Vegetation phenology and peak growth are important indicators reflecting the response of ecosystems to global changes, yet the trends in peak vegetation growth and its drivers have not been well analyzed across different ecosystems. Here, we used time series of satellite-derived Normalized Difference Vegetation Index (NDVI) (1985–2015) to track recent changes in maximum vegetation growth (the maximum of NDVI (NDVI_max) and the peak of growing season (POS)) in the continental US, and explored their responses to both climatic drivers (i.e. temperature, precipitation and cloud cover) and atmospheric changes (i.e. nitrogen (N) deposition and atmospheric CO₂ concentration [CO₂]). We found that precipitation had the greatest impact on NDVI_max, accounting for 31.7% of vegetated area, followed by cloud cover (17.1%), temperature (16.4%), [CO₂] (13.7%), and N deposition (10.4%), respectively. However, temperature showed the largest contribution to POS change in about 41.9% of vegetated areas, followed by precipitation (18.6%), cloud cover (15.0%), N deposition (6.7%) and [CO₂] (5.9%), respectively. Interestingly, the effects of cloud cover highly depended on moisture regime, that is, more cloud cover was associated with a delayed POS and a decreased NDVI_max in wetter regions, but could advance POS and increase NDVI_max in dry areas. In addition, we also found that an earlier POS was accompanied by a higher NDVI_max in most ecosystems, but with lower NDVI_max in arid ecosystems. These results reveal the control of both climatic and atmospheric drivers on peak growth, and consequently are of great significance for understanding of the responses and feedbacks of vegetation to global change and improve models of terrestrial ecosystem carbon cycle.
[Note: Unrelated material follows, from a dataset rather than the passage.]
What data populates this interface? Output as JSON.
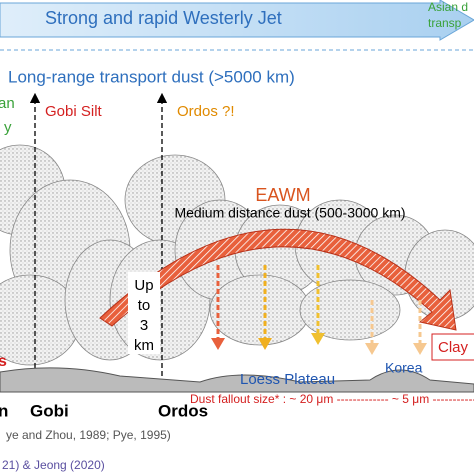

植被物候和峰值生长是反映生态系统对全球变化响应的重要指标，但尚未在不同生态系统中很好地分析植被生长峰值的趋势及其驱动因素。在这里，我们使用卫星衍生的归一化植被指数 (NDVI) (1985-2015) 的时间序列来跟踪最近的最大植被生长变化（NDVI_最大值(NDVI _max ) 和生长季节高峰 (POS)）。美国大陆，并探讨了它们对气候驱动因素（即温度、降水和云量）和大气变化（即氮 (N) 沉积和大气 CO ₂浓度 [CO ₂ ]）的响应。我们发现降水对 NDVI _{max 的}影响_最大, 占植被面积的 31.7%，其次是云量 (17.1%)、温度 (16.4%)、[CO ₂ ] (13.7%) 和 N 沉积 (10.4%)。然而，在约 41.9% 的植被区，温度对 POS 变化的贡献最大，其次是降水（18.6%）、云量（15.0%）、N 沉积（6.7%）和 [CO ₂ ]（5.9%） . 有趣的是，云量的影响高度依赖于水分状况，也就是说，更多的云量与湿润地区的POS 延迟和 NDVI_最大值降低有关，但可以提前 POS 并增加干燥地区的NDVI_最大值。此外，我们还发现较早的 POS 伴随着较高的 NDVI _max在大多数生态系统中，但在干旱生态系统中NDVI_最大值较低。这些结果揭示了气候和大气驱动因素对峰值增长的控制，因此对于理解植被对全球变化的响应和反馈以及改进陆地生态系统碳循环模型具有重要意义。